Our knitter’s group at church is making hats for the military. Yes, we know they don’t need wooly hats in the summer, but if we wait till winter to do the knitting, the hats won’t be done until spring. So we knit now.
And now it’s harder to stop knitting and start writing. I don’t truly fear dozens of soldiers and sailors and airmen and Marines would freeze their ears off without my multicolored hats. I trust they will be provided for, with or without me. But next to my comfy chair is a basket of yarn, an assortment of patterns to choose from, and a specific need my skills can fill.
In the other room, by the computer, is my folder full of scribbled notes, magazine clippings, and half-formed ideas. In the computer I have Snowflake Pro and Find Your Story — each partly filled out with this half-formed story about an accountant.
But it’s easier to sit in the comfy chair and follow a pattern, turning yarn into a hat to meet a known need, than it is to sit in the desk chair and extract, from my poor addled brain, a story that, although unique, meets no known need.
My love of knitting and my love of writing have collided. And yes, my fear of failure may be silently prompting me to put off that half-formed (or is it half-baked?) novel that no one may ever want to read anyway — I mean, who ever heard of a heroine who’s an accountant? Are you kidding me?
Or is it just that the wool and the needles and the intertwining cables tell a different kind of story, and I want to see how it ends?
Ah, but your writing about your lack of writing, is one that proves (in a rather meta sort of way) that you are not yet done with either. Fear not, just as your knitting falls subject to the whim of the season, so too will your other passions. Everything works in cycles, and the manifestations of our passions are no different.
Dearest Kristen,
As far as the novel goes, It truly sounds as if it could be intriguing. I know only too well though, that it must form itself with the words that are given by the Lord and, sometimes we may get ahead of ourselves. When I run across this dilemma, I try to allot a certain amount of time to each subject and the one that is in dire need usually takes over. I always have this feeling of too little salt being added to potato soup.

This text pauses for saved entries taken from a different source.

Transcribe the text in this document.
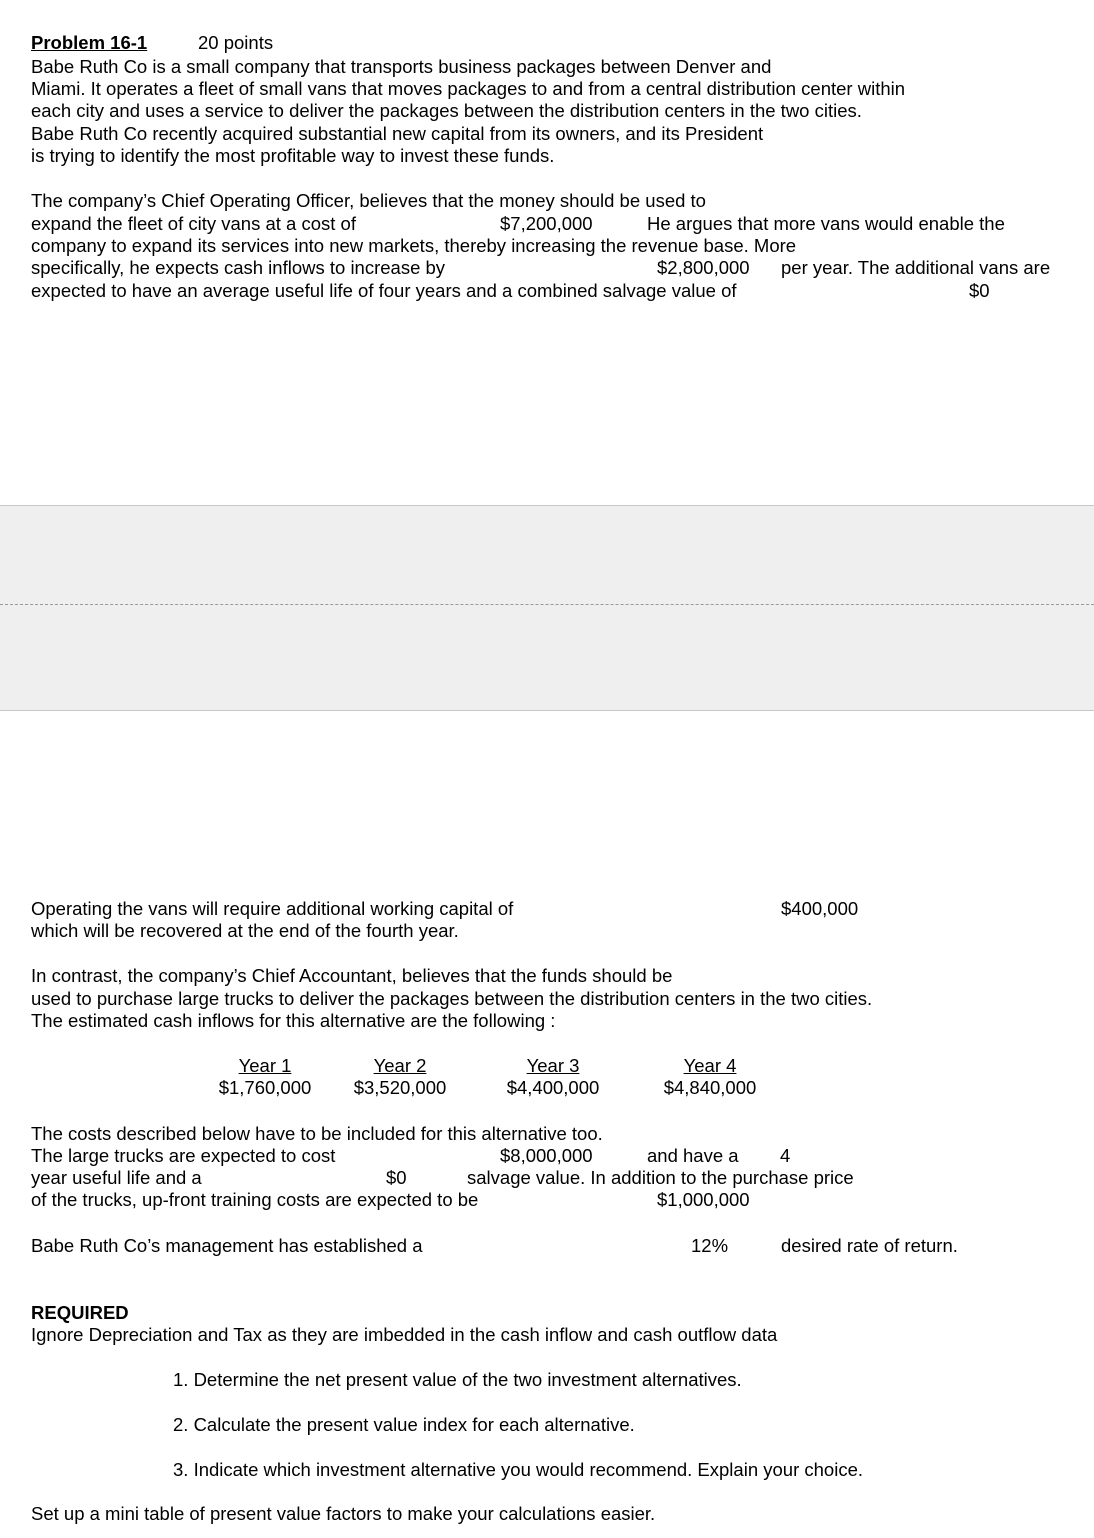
Problem 16-1	20 points
Babe Ruth Co is a small company that transports business packages between Denver and
Miami. It operates a fleet of small vans that moves packages to and from a central distribution center within
each city and uses a service to deliver the packages between the distribution centers in the two cities.
Babe Ruth Co recently acquired substantial new capital from its owners, and its President
is trying to identify the most profitable way to invest these funds.
The company’s Chief Operating Officer, believes that the money should be used to
expand the fleet of city vans at a cost of	$7,200,000	He argues that more vans would enable the
company to expand its services into new markets, thereby increasing the revenue base. More
specifically, he expects cash inflows to increase by	$2,800,000 per year. The additional vans are
expected to have an average useful life of four years and a combined salvage value of	$0
Operating the vans will require additional working capital of	$400,000
which will be recovered at the end of the fourth year.
In contrast, the company’s Chief Accountant, believes that the funds should be
used to purchase large trucks to deliver the packages between the distribution centers in the two cities.
The estimated cash inflows for this alternative are the following :
Year 1	Year 2	Year 3	Year 4
$1,760,000	$3,520,000	$4,400,000	$4,840,000
The costs described below have to be included for this alternative too.
The large trucks are expected to cost	$8,000,000	and have a 4
year useful life and a	$0	salvage value. In addition to the purchase price
of the trucks, up-front training costs are expected to be	$1,000,000
Babe Ruth Co’s management has established a	12%	desired rate of return.
REQUIRED
Ignore Depreciation and Tax as they are imbedded in the cash inflow and cash outflow data
1. Determine the net present value of the two investment alternatives.
2. Calculate the present value index for each alternative.
3. Indicate which investment alternative you would recommend. Explain your choice.
Set up a mini table of present value factors to make your calculations easier.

You never can tell exactly how much is not enough until it’s done. Just as the potatoes absorb the salt, so will the thing that needs the most of your time. My problem is that I feel as if I will surely run out of salt. Then is when I must remind myself of the fishermen with the basket of fish and loaves, slowly and methodically the food was distributed among the multitudes, and without fail the masses were fed. So shall it be, if we just continue on with what we can.The Lord will intervene and make up the difference.